Multifactorial Analysis of Ternary Magnetized Radiative Nanofluid with Waste Discharge Concentration and Microorganism Behavior: Multi-Hidden Layer Mechanism
Assad Ayub, Syed Zahir Hussain Shah, Sekson Sirisubtawee
Abstract
This study investigates a multifactorial analysis of the ternary infinite shear rate viscosity of a magnetized radiative Cross nanofluid with consideration of the waste discharge concentration of nanoparticles and of the microorganism behavior over a paraboloid surface. A three-hidden-layer supervised neural network mechanism is used in the analysis. Furthermore, this investigation includes the unique aspects of orthogonal/inclined magnetic field, thermal radiation, Brownian motion, thermophoresis, activation energy, and external source variation, with particular attention to the impact of waste discharge concentrations on viscosity and microbial dynamics. A set of partial differential equations is constructed with assumed physical assumptions and conversion is then made to ODEs on the basis of similarity variables.

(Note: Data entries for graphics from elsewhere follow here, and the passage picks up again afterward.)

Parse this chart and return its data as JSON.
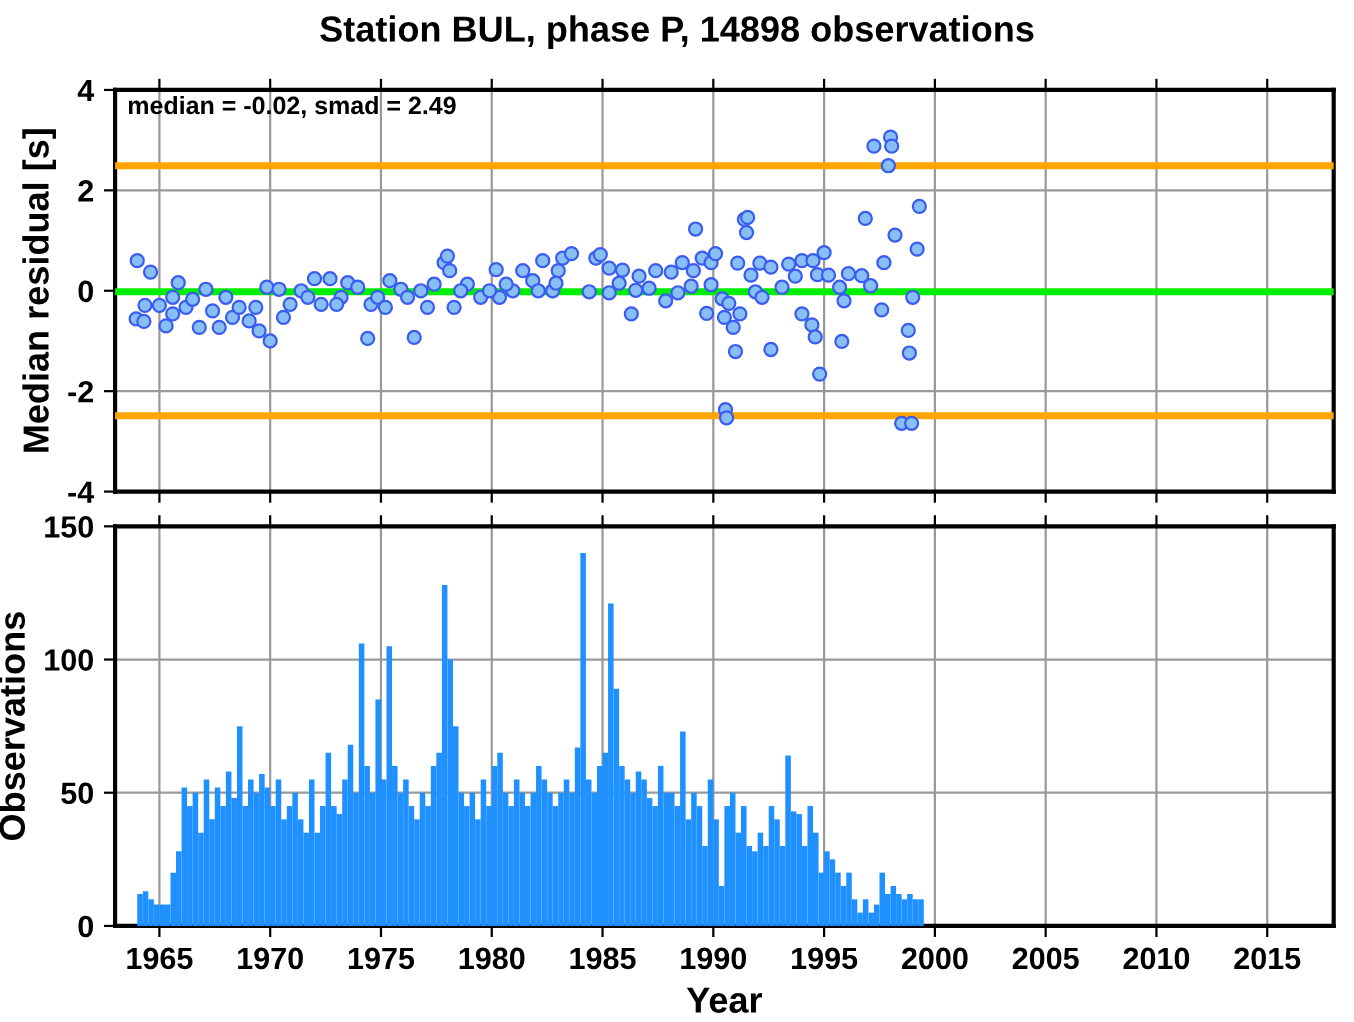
{
  "chart_data": [
    {
      "type": "scatter",
      "title": "Station BUL, phase P, 14898 observations",
      "ylabel": "Median residual [s]",
      "annotations": [
        "median = -0.02, smad = 2.49"
      ],
      "x": [
        1964.0,
        1964.6,
        1963.95,
        1964.3,
        1964.35,
        1965.0,
        1965.3,
        1965.85,
        1965.6,
        1966.2,
        1966.5,
        1966.8,
        1967.1,
        1967.4,
        1968.0,
        1968.3,
        1968.6,
        1969.05,
        1969.5,
        1970.0,
        1969.85,
        1970.4,
        1970.6,
        1970.9,
        1971.4,
        1972.0,
        1972.3,
        1972.7,
        1973.2,
        1973.5,
        1973.95,
        1974.4,
        1974.55,
        1974.85,
        1975.4,
        1975.9,
        1976.5,
        1976.8,
        1977.4,
        1977.85,
        1978.0,
        1978.1,
        1978.3,
        1978.9,
        1979.5,
        1980.2,
        1980.35,
        1980.95,
        1981.4,
        1981.85,
        1982.3,
        1982.75,
        1983.0,
        1965.6,
        1967.7,
        1969.35,
        1971.7,
        1973.0,
        1975.2,
        1976.2,
        1977.1,
        1978.6,
        1979.9,
        1980.65,
        1982.1,
        1983.2,
        1983.6,
        1984.7,
        1984.9,
        1985.3,
        1985.9,
        1986.65,
        1987.4,
        1987.85,
        1988.1,
        1988.4,
        1989.0,
        1982.9,
        1984.4,
        1985.75,
        1987.1,
        1986.5,
        1985.3,
        1989.1,
        1986.3,
        1988.6,
        1989.2,
        1989.5,
        1989.7,
        1989.9,
        1989.9,
        1990.1,
        1990.4,
        1990.5,
        1990.55,
        1990.6,
        1990.7,
        1990.9,
        1991.0,
        1991.1,
        1991.2,
        1991.4,
        1991.5,
        1991.55,
        1991.7,
        1991.9,
        1992.1,
        1992.2,
        1992.6,
        1992.6,
        1993.1,
        1993.4,
        1993.7,
        1994.0,
        1994.0,
        1994.45,
        1994.5,
        1994.6,
        1994.7,
        1994.8,
        1995.0,
        1995.2,
        1995.7,
        1995.8,
        1995.9,
        1996.1,
        1996.7,
        1996.86,
        1997.1,
        1997.25,
        1997.6,
        1997.7,
        1997.9,
        1998.0,
        1998.05,
        1998.2,
        1998.5,
        1998.8,
        1998.85,
        1998.95,
        1999.0,
        1999.2,
        1999.3
      ],
      "values": [
        0.6,
        0.37,
        -0.56,
        -0.61,
        -0.29,
        -0.29,
        -0.7,
        0.16,
        -0.46,
        -0.33,
        -0.17,
        -0.73,
        0.03,
        -0.4,
        -0.13,
        -0.53,
        -0.33,
        -0.6,
        -0.8,
        -1.0,
        0.07,
        0.03,
        -0.53,
        -0.27,
        0.0,
        0.24,
        -0.27,
        0.24,
        -0.13,
        0.16,
        0.07,
        -0.95,
        -0.27,
        -0.13,
        0.2,
        0.03,
        -0.93,
        0.0,
        0.13,
        0.56,
        0.69,
        0.4,
        -0.33,
        0.13,
        -0.13,
        0.42,
        -0.13,
        0.0,
        0.4,
        0.2,
        0.6,
        0.0,
        0.4,
        -0.13,
        -0.73,
        -0.33,
        -0.13,
        -0.27,
        -0.33,
        -0.13,
        -0.33,
        0.0,
        0.0,
        0.13,
        0.0,
        0.65,
        0.74,
        0.65,
        0.72,
        0.45,
        0.41,
        0.29,
        0.4,
        -0.2,
        0.37,
        -0.04,
        0.09,
        0.15,
        -0.02,
        0.15,
        0.05,
        0.01,
        -0.04,
        0.4,
        -0.46,
        0.56,
        1.23,
        0.65,
        -0.45,
        0.56,
        0.12,
        0.74,
        -0.16,
        -0.53,
        -2.37,
        -2.53,
        -0.25,
        -0.73,
        -1.21,
        0.55,
        -0.46,
        1.42,
        1.16,
        1.46,
        0.31,
        -0.02,
        0.55,
        -0.13,
        0.47,
        -1.17,
        0.07,
        0.53,
        0.29,
        0.6,
        -0.46,
        -0.68,
        0.6,
        -0.92,
        0.32,
        -1.66,
        0.76,
        0.31,
        0.07,
        -1.01,
        -0.2,
        0.34,
        0.3,
        1.44,
        0.1,
        2.88,
        -0.38,
        0.56,
        2.49,
        3.06,
        2.88,
        1.11,
        -2.64,
        -0.79,
        -1.24,
        -2.64,
        -0.13,
        0.83,
        1.68
      ],
      "color": "#87bff5",
      "marker": "circle",
      "xlim": [
        1963,
        2018
      ],
      "xticks": [
        1965,
        1970,
        1975,
        1980,
        1985,
        1990,
        1995,
        2000,
        2005,
        2010,
        2015
      ],
      "ylim": [
        -4,
        4
      ],
      "yticks": [
        -4,
        -2,
        0,
        2,
        4
      ],
      "grid": true,
      "tick_labels": "y",
      "ref_lines": [
        {
          "axis": "y",
          "value": -0.02,
          "color": "#00ee00"
        },
        {
          "axis": "y",
          "value": 2.49,
          "color": "#ffa500"
        },
        {
          "axis": "y",
          "value": -2.49,
          "color": "#ffa500"
        }
      ]
    },
    {
      "type": "bar",
      "xlabel": "Year",
      "ylabel": "Observations",
      "color": "#1e90ff",
      "x": [
        1964.125,
        1964.375,
        1964.625,
        1964.875,
        1965.125,
        1965.375,
        1965.625,
        1965.875,
        1966.125,
        1966.375,
        1966.625,
        1966.875,
        1967.125,
        1967.375,
        1967.625,
        1967.875,
        1968.125,
        1968.375,
        1968.625,
        1968.875,
        1969.125,
        1969.375,
        1969.625,
        1969.875,
        1970.125,
        1970.375,
        1970.625,
        1970.875,
        1971.125,
        1971.375,
        1971.625,
        1971.875,
        1972.125,
        1972.375,
        1972.625,
        1972.875,
        1973.125,
        1973.375,
        1973.625,
        1973.875,
        1974.125,
        1974.375,
        1974.625,
        1974.875,
        1975.125,
        1975.375,
        1975.625,
        1975.875,
        1976.125,
        1976.375,
        1976.625,
        1976.875,
        1977.125,
        1977.375,
        1977.625,
        1977.875,
        1978.125,
        1978.375,
        1978.625,
        1978.875,
        1979.125,
        1979.375,
        1979.625,
        1979.875,
        1980.125,
        1980.375,
        1980.625,
        1980.875,
        1981.125,
        1981.375,
        1981.625,
        1981.875,
        1982.125,
        1982.375,
        1982.625,
        1982.875,
        1983.125,
        1983.375,
        1983.625,
        1983.875,
        1984.125,
        1984.375,
        1984.625,
        1984.875,
        1985.125,
        1985.375,
        1985.625,
        1985.875,
        1986.125,
        1986.375,
        1986.625,
        1986.875,
        1987.125,
        1987.375,
        1987.625,
        1987.875,
        1988.125,
        1988.375,
        1988.625,
        1988.875,
        1989.125,
        1989.375,
        1989.625,
        1989.875,
        1990.125,
        1990.375,
        1990.625,
        1990.875,
        1991.125,
        1991.375,
        1991.625,
        1991.875,
        1992.125,
        1992.375,
        1992.625,
        1992.875,
        1993.125,
        1993.375,
        1993.625,
        1993.875,
        1994.125,
        1994.375,
        1994.625,
        1994.875,
        1995.125,
        1995.375,
        1995.625,
        1995.875,
        1996.125,
        1996.375,
        1996.625,
        1996.875,
        1997.125,
        1997.375,
        1997.625,
        1997.875,
        1998.125,
        1998.375,
        1998.625,
        1998.875,
        1999.125,
        1999.375
      ],
      "values": [
        12,
        13,
        10,
        8,
        8,
        8,
        20,
        28,
        52,
        45,
        50,
        35,
        55,
        40,
        52,
        45,
        58,
        48,
        75,
        45,
        55,
        50,
        57,
        52,
        45,
        55,
        40,
        45,
        50,
        40,
        35,
        55,
        35,
        45,
        65,
        45,
        42,
        55,
        68,
        50,
        106,
        60,
        50,
        85,
        55,
        105,
        60,
        50,
        55,
        45,
        40,
        50,
        45,
        60,
        65,
        128,
        100,
        75,
        50,
        45,
        50,
        40,
        55,
        45,
        60,
        65,
        50,
        45,
        55,
        50,
        45,
        50,
        60,
        55,
        50,
        45,
        50,
        55,
        50,
        67,
        140,
        55,
        50,
        60,
        65,
        121,
        89,
        60,
        55,
        50,
        58,
        55,
        48,
        45,
        60,
        50,
        50,
        45,
        73,
        40,
        50,
        45,
        30,
        55,
        40,
        15,
        45,
        50,
        35,
        45,
        30,
        28,
        35,
        30,
        45,
        40,
        30,
        64,
        43,
        42,
        30,
        45,
        35,
        20,
        28,
        25,
        20,
        15,
        20,
        10,
        5,
        10,
        5,
        8,
        20,
        12,
        15,
        12,
        10,
        12,
        10,
        10
      ],
      "xlim": [
        1963,
        2018
      ],
      "xticks": [
        1965,
        1970,
        1975,
        1980,
        1985,
        1990,
        1995,
        2000,
        2005,
        2010,
        2015
      ],
      "ylim": [
        0,
        150
      ],
      "yticks": [
        0,
        50,
        100,
        150
      ],
      "grid": true
    }
  ]
}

The MATLAB bvp4c program is used in combination with an artificial neural network (ANN) scheme scaled conjugate gradient neural network (SCG-NN) to predict the solution. It is found that the velocity power index, Rayleigh number, and volumetric percentage increase the magnitude of the velocity profile and that the Lorentz force tends to reduce the velocity magnitude of the nanofluid due to electromagnetic drag and resistive effect. Also, the temperature of nanofluid increases with radiation parameter and heat source/sink. The local pollutant external source parameter and local external pollution source variation parameter increase the concentration profile. Low mass transport of microorganisms can be seen for the bio-convection Lewis number, Peclet number and high local pollutant external source parameter.